Wednesday, 17 December 2014
Ryan Dustin Davis1, Sara Lance1, Joshua A Gordon2, Shuichi Ushijima1 and Margaret A Tolbert1, (1)University of Colorado at Boulder, Boulder, CO, United States, (2)National Institute of Standards and Technology Boulder, Electromagnetics Division, Boulder, CO, United States
The phase state of atmospheric aerosols (liquid vs solid) plays an important role in particle growth, cloud formation, climate impact and visibility degradation. In the atmosphere, changes in relative humidity (RH) and temperature cause phase transitions in the atmospheric particulate. Efflorescence, the process of salt crystal nucleation from an aqueous electrolyte solution upon decreasing RH, often occurs at a lower RH than the reverse process of deliquescence.

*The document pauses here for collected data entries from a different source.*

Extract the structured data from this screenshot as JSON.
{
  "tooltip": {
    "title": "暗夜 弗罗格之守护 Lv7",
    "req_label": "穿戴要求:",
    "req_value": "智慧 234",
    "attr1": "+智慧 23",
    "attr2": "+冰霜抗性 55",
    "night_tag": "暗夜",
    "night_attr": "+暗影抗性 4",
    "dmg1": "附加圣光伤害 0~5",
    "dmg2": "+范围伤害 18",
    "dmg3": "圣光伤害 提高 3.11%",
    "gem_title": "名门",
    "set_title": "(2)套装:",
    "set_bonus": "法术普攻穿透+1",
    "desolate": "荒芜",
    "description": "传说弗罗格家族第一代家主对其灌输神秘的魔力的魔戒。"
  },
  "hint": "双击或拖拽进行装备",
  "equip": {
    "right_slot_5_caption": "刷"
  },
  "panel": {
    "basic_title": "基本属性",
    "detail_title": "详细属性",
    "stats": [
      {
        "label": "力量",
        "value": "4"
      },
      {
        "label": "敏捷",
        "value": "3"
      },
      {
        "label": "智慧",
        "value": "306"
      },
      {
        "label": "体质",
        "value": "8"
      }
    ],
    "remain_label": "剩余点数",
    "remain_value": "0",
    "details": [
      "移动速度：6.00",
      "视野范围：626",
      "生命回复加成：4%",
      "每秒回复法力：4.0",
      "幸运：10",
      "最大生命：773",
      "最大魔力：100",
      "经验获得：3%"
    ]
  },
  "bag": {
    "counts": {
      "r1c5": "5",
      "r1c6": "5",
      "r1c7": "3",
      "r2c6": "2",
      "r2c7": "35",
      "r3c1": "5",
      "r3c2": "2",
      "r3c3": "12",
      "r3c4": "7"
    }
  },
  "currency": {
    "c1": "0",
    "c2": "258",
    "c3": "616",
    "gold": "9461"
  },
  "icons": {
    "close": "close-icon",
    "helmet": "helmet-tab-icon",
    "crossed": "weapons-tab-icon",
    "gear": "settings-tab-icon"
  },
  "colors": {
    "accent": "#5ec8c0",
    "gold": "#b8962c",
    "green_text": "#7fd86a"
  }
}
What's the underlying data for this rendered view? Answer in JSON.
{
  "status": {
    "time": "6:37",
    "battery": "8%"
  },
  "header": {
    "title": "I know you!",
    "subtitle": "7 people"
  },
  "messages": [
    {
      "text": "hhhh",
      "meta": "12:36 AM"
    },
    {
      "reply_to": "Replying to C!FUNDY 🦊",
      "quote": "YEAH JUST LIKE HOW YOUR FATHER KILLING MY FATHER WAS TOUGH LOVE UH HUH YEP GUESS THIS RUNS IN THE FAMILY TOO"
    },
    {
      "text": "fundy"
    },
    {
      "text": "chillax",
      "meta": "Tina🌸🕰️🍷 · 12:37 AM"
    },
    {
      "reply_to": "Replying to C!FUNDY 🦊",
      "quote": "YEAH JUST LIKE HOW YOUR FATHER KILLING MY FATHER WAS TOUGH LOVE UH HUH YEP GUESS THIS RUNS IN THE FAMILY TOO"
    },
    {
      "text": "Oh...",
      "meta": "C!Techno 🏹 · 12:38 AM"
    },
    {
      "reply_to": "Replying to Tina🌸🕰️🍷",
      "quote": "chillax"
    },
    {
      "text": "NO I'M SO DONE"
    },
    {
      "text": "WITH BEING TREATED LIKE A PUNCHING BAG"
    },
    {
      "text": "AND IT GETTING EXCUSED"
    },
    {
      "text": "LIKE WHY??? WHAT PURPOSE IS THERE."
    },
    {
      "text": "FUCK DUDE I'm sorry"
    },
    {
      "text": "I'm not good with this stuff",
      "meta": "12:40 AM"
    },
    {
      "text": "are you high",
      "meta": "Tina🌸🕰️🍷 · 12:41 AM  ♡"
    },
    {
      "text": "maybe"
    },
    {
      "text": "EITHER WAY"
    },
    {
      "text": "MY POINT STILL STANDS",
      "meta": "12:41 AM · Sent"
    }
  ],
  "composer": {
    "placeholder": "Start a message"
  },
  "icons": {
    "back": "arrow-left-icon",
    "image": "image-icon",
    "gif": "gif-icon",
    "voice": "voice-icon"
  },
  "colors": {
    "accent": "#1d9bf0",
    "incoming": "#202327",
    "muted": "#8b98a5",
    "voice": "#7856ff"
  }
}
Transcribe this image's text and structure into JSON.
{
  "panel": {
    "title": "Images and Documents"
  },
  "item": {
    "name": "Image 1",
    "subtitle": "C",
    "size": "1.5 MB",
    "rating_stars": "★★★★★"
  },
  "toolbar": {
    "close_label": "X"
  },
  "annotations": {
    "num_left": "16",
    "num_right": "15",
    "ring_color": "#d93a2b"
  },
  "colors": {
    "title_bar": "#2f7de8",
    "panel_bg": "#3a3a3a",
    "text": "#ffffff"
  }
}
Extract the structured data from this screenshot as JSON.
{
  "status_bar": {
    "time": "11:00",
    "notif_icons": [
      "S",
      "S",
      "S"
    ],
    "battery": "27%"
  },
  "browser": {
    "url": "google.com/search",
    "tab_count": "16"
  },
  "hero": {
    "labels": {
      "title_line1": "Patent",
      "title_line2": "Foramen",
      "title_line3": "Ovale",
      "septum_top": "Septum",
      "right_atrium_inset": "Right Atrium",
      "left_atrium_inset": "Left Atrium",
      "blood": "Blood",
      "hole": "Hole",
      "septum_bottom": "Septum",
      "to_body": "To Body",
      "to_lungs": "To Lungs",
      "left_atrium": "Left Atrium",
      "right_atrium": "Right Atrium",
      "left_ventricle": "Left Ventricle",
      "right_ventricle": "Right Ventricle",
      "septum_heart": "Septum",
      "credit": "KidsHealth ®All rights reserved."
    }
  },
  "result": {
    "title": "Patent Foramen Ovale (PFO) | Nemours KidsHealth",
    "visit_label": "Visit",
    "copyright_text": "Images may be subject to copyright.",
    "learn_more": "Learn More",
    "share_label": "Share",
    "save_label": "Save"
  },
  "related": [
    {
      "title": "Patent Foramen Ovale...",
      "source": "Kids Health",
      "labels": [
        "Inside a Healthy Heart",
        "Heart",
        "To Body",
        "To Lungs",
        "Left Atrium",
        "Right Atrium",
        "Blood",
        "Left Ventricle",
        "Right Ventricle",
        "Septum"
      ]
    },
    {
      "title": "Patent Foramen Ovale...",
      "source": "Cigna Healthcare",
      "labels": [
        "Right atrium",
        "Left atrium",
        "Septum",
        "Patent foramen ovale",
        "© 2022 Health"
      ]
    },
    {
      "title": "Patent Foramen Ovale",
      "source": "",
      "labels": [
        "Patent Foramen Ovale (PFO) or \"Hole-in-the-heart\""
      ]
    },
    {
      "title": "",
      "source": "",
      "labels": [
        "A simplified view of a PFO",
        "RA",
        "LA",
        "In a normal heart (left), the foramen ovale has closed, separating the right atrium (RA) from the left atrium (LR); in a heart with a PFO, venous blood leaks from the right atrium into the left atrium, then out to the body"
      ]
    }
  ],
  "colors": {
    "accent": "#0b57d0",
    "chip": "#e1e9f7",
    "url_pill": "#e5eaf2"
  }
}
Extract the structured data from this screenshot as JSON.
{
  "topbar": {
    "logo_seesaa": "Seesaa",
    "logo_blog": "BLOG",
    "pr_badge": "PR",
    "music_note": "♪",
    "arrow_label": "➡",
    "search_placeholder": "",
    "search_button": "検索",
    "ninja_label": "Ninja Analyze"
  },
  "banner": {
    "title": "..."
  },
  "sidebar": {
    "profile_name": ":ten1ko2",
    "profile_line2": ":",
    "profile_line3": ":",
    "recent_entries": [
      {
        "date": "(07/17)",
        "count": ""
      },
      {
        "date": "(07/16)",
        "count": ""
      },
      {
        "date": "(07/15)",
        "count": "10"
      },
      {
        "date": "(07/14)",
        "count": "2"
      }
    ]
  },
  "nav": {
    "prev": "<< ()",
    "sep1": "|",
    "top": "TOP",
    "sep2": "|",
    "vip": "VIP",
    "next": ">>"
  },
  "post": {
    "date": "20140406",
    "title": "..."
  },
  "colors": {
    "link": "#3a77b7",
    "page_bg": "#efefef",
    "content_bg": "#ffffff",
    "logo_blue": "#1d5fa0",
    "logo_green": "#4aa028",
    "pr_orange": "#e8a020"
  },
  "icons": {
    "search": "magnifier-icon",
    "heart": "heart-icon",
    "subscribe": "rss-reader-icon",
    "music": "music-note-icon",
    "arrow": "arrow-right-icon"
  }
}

It has been shown that the efflorescence RH can occur at a higher RH in the presence of a heterogeneous surface immersed in a liquid particle. Here we present a new laboratory technique using optically levitated particles to study heterogeneous efflorescence initiated by contact with an external particle. In this work, collisions between aqueous microdroplets and heterogeneous nuclei are monitored in situ using scattered laser light to quantify the number of collisions and to detect phase transitions. We find that when contact initiates the phase transition, efflorescence occurs at a higher RH than when the same heterogeneous nucleus is immersed in the particle. The results of these experiments will be discussed in the context of understanding contact nucleation on a mechanistic level and predicting the relative importance of contact efflorescence in the atmosphere.